We devised national symptoms surveys is Israel (Fig. 1) to gather daily self-reported data and to identify virus spread clusters (consortium, Segal et al. 2020). We collected and analyzed the data to study the effect of a national lockdown on symptoms prevalence (Keshet et al. 2020). At that time, there was a limited number of daily COVID-19 tests available in Israel. We used the symptoms report to build a prediction model to prioritize individuals for testing (Shoer et al. 2020). Later, by using data collected from three COVID-19 surveillance platforms in the USA, the UK, and Israel (Sudre and Keshet et al. 2021), we were able to further learn about the symptoms that were consistently associated across different countries with a positive COVID-19 test. We also leveraged the collected data to study the Stress-related emotional and behavioural impact following the first COVID-19 outbreak peak (Benjamin et al. 2021). Survey Figure 1. National daily symptoms survey.
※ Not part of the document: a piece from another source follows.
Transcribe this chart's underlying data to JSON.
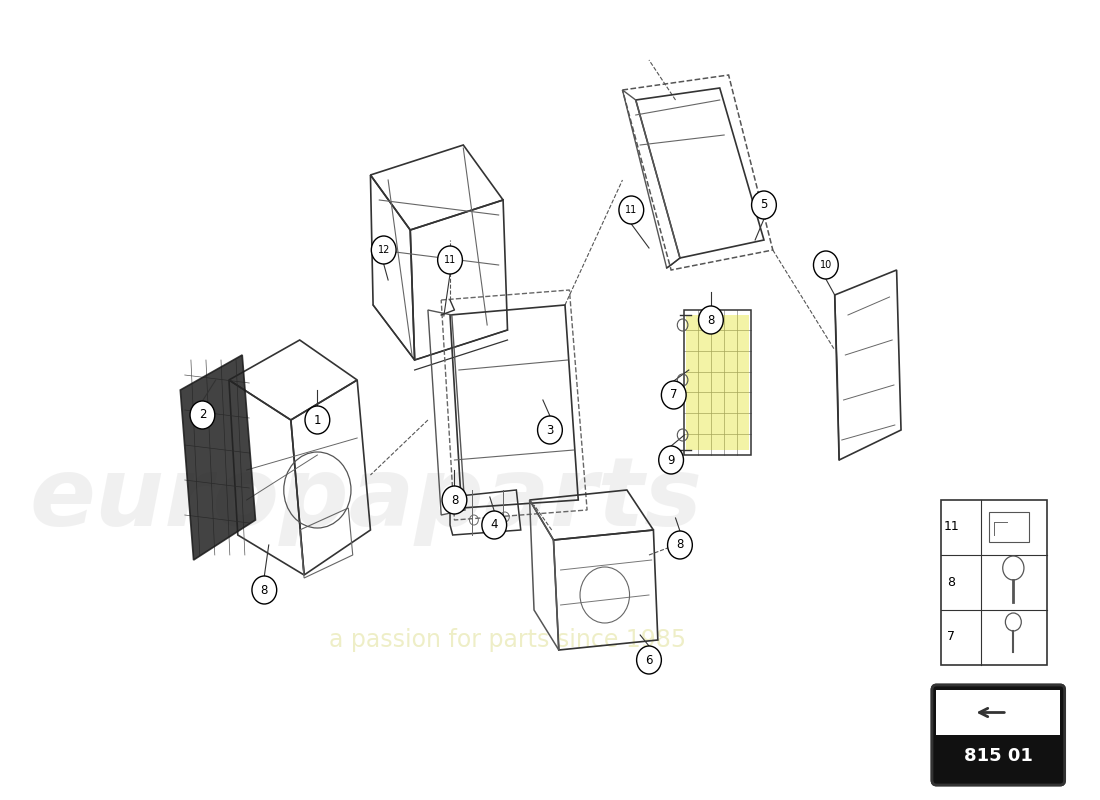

With the rapid influx of COVID-19 cases leading to an overwhelming burden on healthcare systems, we developed machine learning models to forecast future hospitalizations and deaths. During this period, there was a debate in Israel regarding the capacity of hospitals to adequately treat a high volume of severe and critical patients before the hospital load began to affect care. The Israeli Ministry of Health had defined the capacity threshold for appropriate care at 800 severely-ill patients. Our analysis (Rossman and Meir et al. 2021) demonstrated, as shown in Fig. 2, that even under a moderately high patient load (exceeding 500 severely-ill patients hospitalized countrywide), the in-hospital mortality rate for patients with COVID-19 significantly increased compared to periods of lower patient load (between 250 to 500 severely-ill patients).

Hospital-Load Figure 2. a. In hospital COVID-19 related mortality cases by date. b. Number of COVID-19-related hospitalizations by day in all hospitals in Israel. A threshold of 500 severe and critical patients per day is presented by a dashed horizontal line. Dashed vertical lines separate weeks which are over/under this threshold. c. COVID-19 related deaths for sets of patients that were first hospitalized in different weeks. X-axis marks the week number.



This model allowed for the analysis of various “what-if” scenarios, projecting the potential consequences of different national strategies. In addition, we conducted a retrospective analysis of data from the Israeli Ministry of Health to investigate the real-life effect of the BNT162b2 vaccine on the pandemic dynamics (Rossman et al. 2021).